Jeff explained, “You get on these oyster rocks around the full moon and there should be more fish on those areas. The red drum like to spawn on rocks, and it’s time to spawn on the full moon.”

He handed me a Hanta Hybrid 80 S rod, a rod he specifically likes because of its ability to cast long distances even when using heavy terminal tackle (such as beefed-up popping cork rigs). Tied under the popping cork was a fluoro leader and then a 6” soft plastic swimbait that I didn’t recognize.

“I’m using a 33-inch leader instead of a 26-inch leader these days,” he informed as he kept his eyes more on the machine than on the water’s surface. “I’ve found that 33 inches is just what’s working better right now. You have to experiment to see where the bite is, and this past week it’s been a longer leader.”

When I asked about the soft plastic, Jeff continued to explain how every decision he makes when targeting big red drum is deliberate, “I just think the fish see the same thing under corks constantly out here, so I like to throw something different.”

Though the wind was only blowing 7-10 mph out of the west, the waves were up a little out in the open water. Jeff instructed that waves meant we had to make a more significant cast and a more significant pop with our corks.

He likes a big long cast because the sound of the waves lapping against the boat can be a variable that works against success. Sure, sometimes those big reds will bite right next to the boat, but on days with wave noise, he likes to distance the baits from the boat.

On the popping action, he wanted me to make a significant pop and then let my bait sit for 8-10 seconds before popping again.

“There are a lot of people that pop a lot and move the bait very fast,” he explained as I began the pop and wait action that he instructed. “My philosophy is that it’s like ringing a dinner bell when you make that pop. You got to give them time to get to that bait, especially if you’re fishing deep water. You’re trying to ring them up from 15-foot deep, so you got to give them time to get there.”

Only 15 minutes into our wind drift, my cork suddenly but quietly disappeared. I had been watching, so I just as quickly reeled tight and then set the hook on my first Neuse River citation red of the 2020 season.

The routine was a big landing net, a quick photo, a fast measurement, and a careful release to make sure my big red was ready to swim off.

Capt. Jeff Koen targets these big reds every year from mid-August into early October. He finishes the fall by targeting slot reds, trout, and flounder, and then by November his focus moves to guiding winter duck hunting trips. The spring brings him back to fishing, where the main target is typically stripers in the Pamlico, Neuse and Tar rivers.

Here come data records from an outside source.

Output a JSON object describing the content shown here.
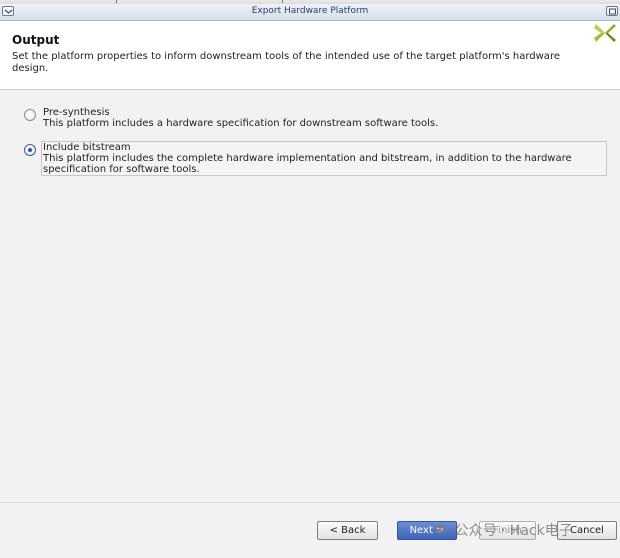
{
  "window": {
    "title": "Export Hardware Platform"
  },
  "header": {
    "title": "Output",
    "description": "Set the platform properties to inform downstream tools of the intended use of the target platform's hardware design.",
    "logo_icon": "xilinx-logo-icon"
  },
  "options": [
    {
      "label": "Pre-synthesis",
      "description": "This platform includes a hardware specification for downstream software tools.",
      "selected": false
    },
    {
      "label": "Include bitstream",
      "description": "This platform includes the complete hardware implementation and bitstream, in addition to the hardware specification for software tools.",
      "selected": true
    }
  ],
  "buttons": {
    "back": "< Back",
    "next": "Next >",
    "finish": "Finish",
    "cancel": "Cancel"
  },
  "watermark": {
    "text": "公众号 · Hack电子"
  },
  "colors": {
    "accent": "#4a6fc0",
    "logo_green": "#8db020"
  }
}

You can find out more about the very methodical and deliberate Capt. Jeff Koen, of Salt and Swamp Guide Service, by visiting him online at www.fishingguidenorthcarolina.com, or by calling him at (252) 864-6693.

My suggestion is to ring the dinner bell and then wait—no matter how hungry you are, unless you’re a teenager or younger, it’s going to take you a little bit of time to make it to the table.